I also noticed that particularly at this time of year no one ever wanted to talk about what the word "free" meant. Asking about it made my elders uneasy and prompted rejoinders not to spoil the celebration.
Now I'm one of the elders in my family, and I do spend a good deal of time discussing what the word free means.
There are some basics: if you are a slave you are not free. Our country started with slavery in place, with slaves counted as 3/5 of a person (in the Constitution before it was amended) for apportionment of Representatives, etc., but not for anything resembling citizenship. So, the word "free" means something very different to folk descended from slaves and/or still bearing the burden of institutional racism in our culture.
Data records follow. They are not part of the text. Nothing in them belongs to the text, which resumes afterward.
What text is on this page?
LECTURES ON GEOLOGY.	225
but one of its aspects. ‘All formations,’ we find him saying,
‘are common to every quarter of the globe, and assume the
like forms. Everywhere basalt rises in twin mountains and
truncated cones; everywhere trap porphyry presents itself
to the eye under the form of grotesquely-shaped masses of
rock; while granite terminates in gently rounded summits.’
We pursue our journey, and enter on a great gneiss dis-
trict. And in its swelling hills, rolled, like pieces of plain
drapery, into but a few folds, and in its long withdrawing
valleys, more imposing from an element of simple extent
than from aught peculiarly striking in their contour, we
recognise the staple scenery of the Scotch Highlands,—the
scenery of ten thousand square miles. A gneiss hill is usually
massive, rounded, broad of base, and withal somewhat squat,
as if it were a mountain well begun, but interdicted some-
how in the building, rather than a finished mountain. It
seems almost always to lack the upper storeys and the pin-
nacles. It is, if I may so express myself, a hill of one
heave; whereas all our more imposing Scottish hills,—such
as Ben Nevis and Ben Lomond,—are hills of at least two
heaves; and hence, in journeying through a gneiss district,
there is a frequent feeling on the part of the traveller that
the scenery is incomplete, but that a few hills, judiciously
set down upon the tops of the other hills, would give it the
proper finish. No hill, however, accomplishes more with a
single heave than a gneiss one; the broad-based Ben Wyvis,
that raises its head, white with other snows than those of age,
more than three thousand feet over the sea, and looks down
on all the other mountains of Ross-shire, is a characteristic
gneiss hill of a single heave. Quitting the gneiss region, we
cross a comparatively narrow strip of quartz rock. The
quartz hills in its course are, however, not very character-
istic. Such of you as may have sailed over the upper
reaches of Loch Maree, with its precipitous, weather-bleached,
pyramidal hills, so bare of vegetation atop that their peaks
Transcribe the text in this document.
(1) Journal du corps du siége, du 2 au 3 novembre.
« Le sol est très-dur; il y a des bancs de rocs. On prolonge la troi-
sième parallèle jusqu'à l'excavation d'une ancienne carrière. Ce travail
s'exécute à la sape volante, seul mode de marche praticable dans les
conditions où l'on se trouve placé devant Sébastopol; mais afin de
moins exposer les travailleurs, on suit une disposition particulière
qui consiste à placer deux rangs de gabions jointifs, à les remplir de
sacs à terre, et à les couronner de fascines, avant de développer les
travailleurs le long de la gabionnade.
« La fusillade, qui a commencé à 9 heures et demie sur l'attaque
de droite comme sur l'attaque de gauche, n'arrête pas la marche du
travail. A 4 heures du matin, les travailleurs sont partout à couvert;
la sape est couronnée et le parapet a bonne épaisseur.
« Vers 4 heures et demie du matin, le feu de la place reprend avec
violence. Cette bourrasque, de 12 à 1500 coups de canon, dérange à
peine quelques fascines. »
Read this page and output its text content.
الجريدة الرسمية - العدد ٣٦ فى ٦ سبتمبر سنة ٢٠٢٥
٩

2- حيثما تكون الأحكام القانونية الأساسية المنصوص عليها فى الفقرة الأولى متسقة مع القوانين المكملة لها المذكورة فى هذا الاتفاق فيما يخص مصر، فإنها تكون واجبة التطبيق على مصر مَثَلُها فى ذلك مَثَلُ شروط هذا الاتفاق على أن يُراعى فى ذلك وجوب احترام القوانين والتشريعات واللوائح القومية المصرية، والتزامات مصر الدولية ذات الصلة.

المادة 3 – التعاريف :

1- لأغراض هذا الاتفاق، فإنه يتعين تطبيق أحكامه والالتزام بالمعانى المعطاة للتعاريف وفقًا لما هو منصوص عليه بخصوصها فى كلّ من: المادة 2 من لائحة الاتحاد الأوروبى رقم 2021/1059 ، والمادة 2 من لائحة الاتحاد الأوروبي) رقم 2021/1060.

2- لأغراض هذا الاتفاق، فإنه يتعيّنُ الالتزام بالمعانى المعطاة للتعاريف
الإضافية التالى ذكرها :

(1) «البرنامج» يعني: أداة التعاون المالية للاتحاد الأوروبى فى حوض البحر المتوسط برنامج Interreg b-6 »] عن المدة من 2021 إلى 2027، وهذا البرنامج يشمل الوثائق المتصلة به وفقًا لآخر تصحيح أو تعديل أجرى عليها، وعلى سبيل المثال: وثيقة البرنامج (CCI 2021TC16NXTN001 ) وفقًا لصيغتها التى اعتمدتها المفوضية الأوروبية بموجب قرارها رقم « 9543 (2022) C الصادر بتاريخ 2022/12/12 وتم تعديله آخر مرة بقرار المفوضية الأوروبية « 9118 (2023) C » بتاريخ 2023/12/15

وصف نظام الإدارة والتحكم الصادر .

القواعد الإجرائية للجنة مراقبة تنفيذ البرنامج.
That's before we start enumerating different freedoms. It immediately undercuts any talk of constitutional originalism; originally the constitution was complicit in slavery. Claiming we can find original interpretations except for that little detail is sophistry and its practitioners should be ridiculed as dangerously naive about their role in perpetuating racism.
Freedom of speech: we constantly struggle with our leaders wanting to pass laws that stop folk from saying things they disagree with. It's bizarre when folk that throw the word "free" around casually in almost the same breath support Florida's "Don't Say Gay" law, or laws banning doctors from sharing information about contraception, etc.
Freedom of religion: so many folk pervert this phrase to mean allowing Christianity to dominate our culture, at least as the dominant way of being religious. This contradicts everything that Adams, Jefferson, Madison, etc. wrote about the freedom they sought from the theocracies of Europe. The upsurge of violence against synagogues and mosques continues and well-dressed pundits on cable news tell us there is no connection when we all know they are lying.
Freedom of assembly: police violence against protesters, particularly related to Black Lives Matters, continues unabated.
Freedom of the press: good journalism is in such a minority that I don't even think that our government needs to do anything; the marketplace, where a Rupert Murdoch can dominate the news media and dictate the reality that viewers will live in, seems much more capable of suppressing this freedom.
I don't think there was ever a Golden Age in my lifetime where things were hunky-dory; I just know that things right now are not good.